Fragt man am Schluss der Analyse nach den Grundpfeilern des vom Verfasser herauspräparierten ideologischen Profils der helvetischen Jakobiner, so gehörten die Überzeugung von der natürlichen Gleichheit aller Menschen und der Notwendigkeit einer sozial breit abgestützten demokratische Verfassung ebenso dazu wie die Vorstellung eines gerechten, nach sozialpolitischen Gesichtspunkten gelenkten Wirtschaftssystems, das dank staatlicher Umverteilung die Existenz der ärmsten Bevölkerungsteile garantieren sollte. Das jakobinische Modell einer gerechten Staats- und Gesellschaftsordnung basierte auf der religiös unterlegten Tugendhaftigkeit der Bürger und der Absage an Laster und Verschwendung, die als Attribute des Ancien Régime perhorresziert wurden. Auf dem Weg zur idealen Republik bekämpften die radikalen Revolutionäre nicht nur das verhasste Ancien Régime, sie agitierten auch nach der Revolution gegen die neuen besitz- und bildungsbürgerlichen Eliten, wobei sie dabei theoretisch auch den Einsatz von Gewalt und Terror rechtfertigten.

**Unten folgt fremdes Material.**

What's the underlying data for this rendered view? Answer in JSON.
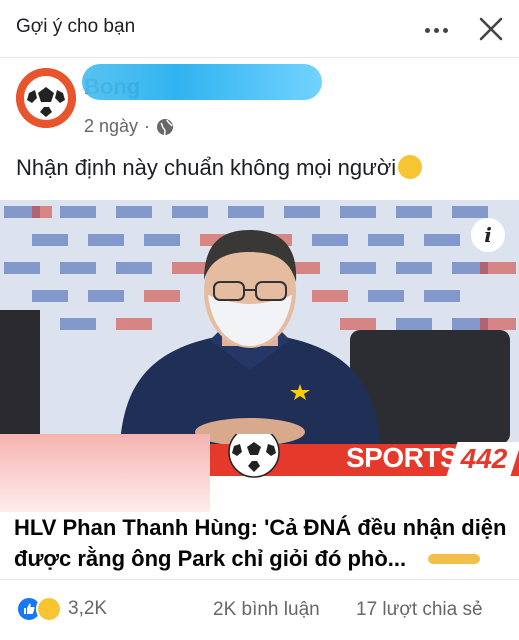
{
  "header": {
    "title": "Gợi ý cho bạn"
  },
  "post": {
    "page_name": "Bong",
    "time": "2 ngày",
    "separator": "·",
    "caption": "Nhận định này chuẩn không mọi người"
  },
  "link_preview": {
    "source_logo": "SPORTS",
    "source_logo_number": "442",
    "headline": "HLV Phan Thanh Hùng: 'Cả ĐNÁ đều nhận diện được rằng ông Park chỉ giỏi đó phò..."
  },
  "engagement": {
    "reaction_count": "3,2K",
    "comments": "2K bình luận",
    "shares": "17 lượt chia sẻ"
  },
  "icons": [
    "more-icon",
    "close-icon",
    "globe-icon",
    "info-icon",
    "like-reaction-icon",
    "haha-reaction-icon",
    "thinking-emoji-icon",
    "soccer-ball-icon"
  ],
  "colors": {
    "brand_red": "#e53a2b",
    "text_primary": "#1c1e21",
    "text_secondary": "#65676b",
    "like_blue": "#1877f2"
  }
}
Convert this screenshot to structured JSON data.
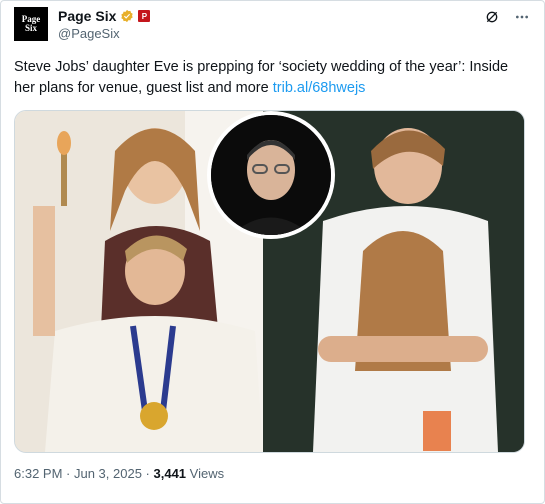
{
  "account": {
    "avatar_line1": "Page",
    "avatar_line2": "Six",
    "display_name": "Page Six",
    "handle": "@PageSix",
    "affiliate_badge": "P"
  },
  "tweet": {
    "text": "Steve Jobs’ daughter Eve is prepping for ‘society wedding of the year’: Inside her plans for venue, guest list and more ",
    "link": "trib.al/68hwejs"
  },
  "meta": {
    "time": "6:32 PM",
    "separator1": " · ",
    "date": "Jun 3, 2025",
    "separator2": " · ",
    "views_count": "3,441",
    "views_label": " Views"
  },
  "icons": {
    "verified": "verified-gold-icon",
    "grok": "grok-icon",
    "more": "more-icon"
  },
  "colors": {
    "link": "#1d9bf0",
    "verified_gold": "#e8b02a",
    "affiliate_red": "#c4161c"
  }
}
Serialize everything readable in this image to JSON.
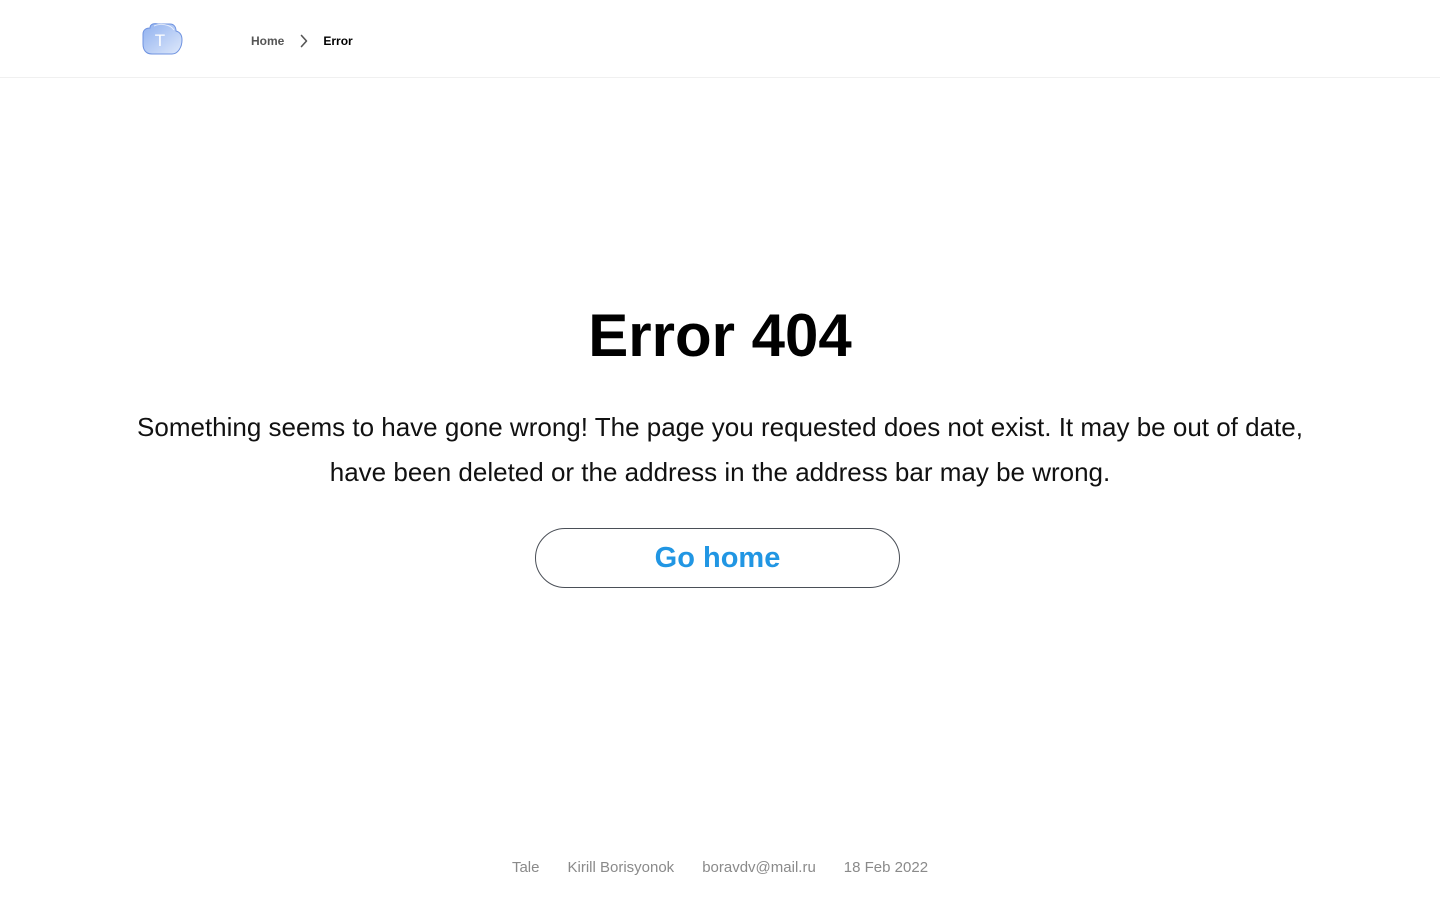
{
  "header": {
    "logo_letter": "T",
    "logo_colors": {
      "fill_light": "#dfe9fb",
      "fill_dark": "#8fb0ef",
      "stroke": "#6f93e0",
      "letter": "#ffffff"
    },
    "breadcrumb": {
      "home_label": "Home",
      "separator_icon": "chevron-right-icon",
      "current_label": "Error"
    }
  },
  "main": {
    "title": "Error 404",
    "message_line1": "Something seems to have gone wrong! The page you requested does not exist. It may be out of date,",
    "message_line2": "have been deleted or the address in the address bar may be wrong.",
    "button_label": "Go home"
  },
  "footer": {
    "site": "Tale",
    "author": "Kirill Borisyonok",
    "email": "boravdv@mail.ru",
    "date": "18 Feb 2022"
  },
  "colors": {
    "accent": "#2196e3",
    "button_border": "#4a4f57",
    "footer_text": "#8a8a8a",
    "header_border": "#f0f0f0"
  }
}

Man wird sich am Schluss der Lektüre die Frage stellen müssen, ob es die ideologische Kohärenz der hier porträtierten Männer tatsächlich erlaubt, von "Jakobiner[n] und Jakobinismus in der Schweiz" zu sprechen. Dagegen spräche auch die Beobachtung, dass teilweise allenfalls lose, in der Regel aber gar keine persönlichen Verbindungen zwischen diesen Männern bestanden haben, die sich selber gegenseitig auch kaum als Repräsentanten einer einheitlichen Ideologie wahrgenommen haben. Es bleibt das Verdienst dieser Studie, unsere Kenntnis von der Bandbreite des ideologischen Spektrums während der Helvetischen Revolution erweitert und auf das Vorhandensein radikal demokratischer und egalitärer Positionen hingewiesen zu haben. In Absetzung davon lässt sich künftig die politische Ideologie jener besitz- und bildungsbürgerlichen, demokratieskeptischen Eliten schärfer profilieren, die in der kurzlebigen Helvetischen Republik den Ton angegeben haben.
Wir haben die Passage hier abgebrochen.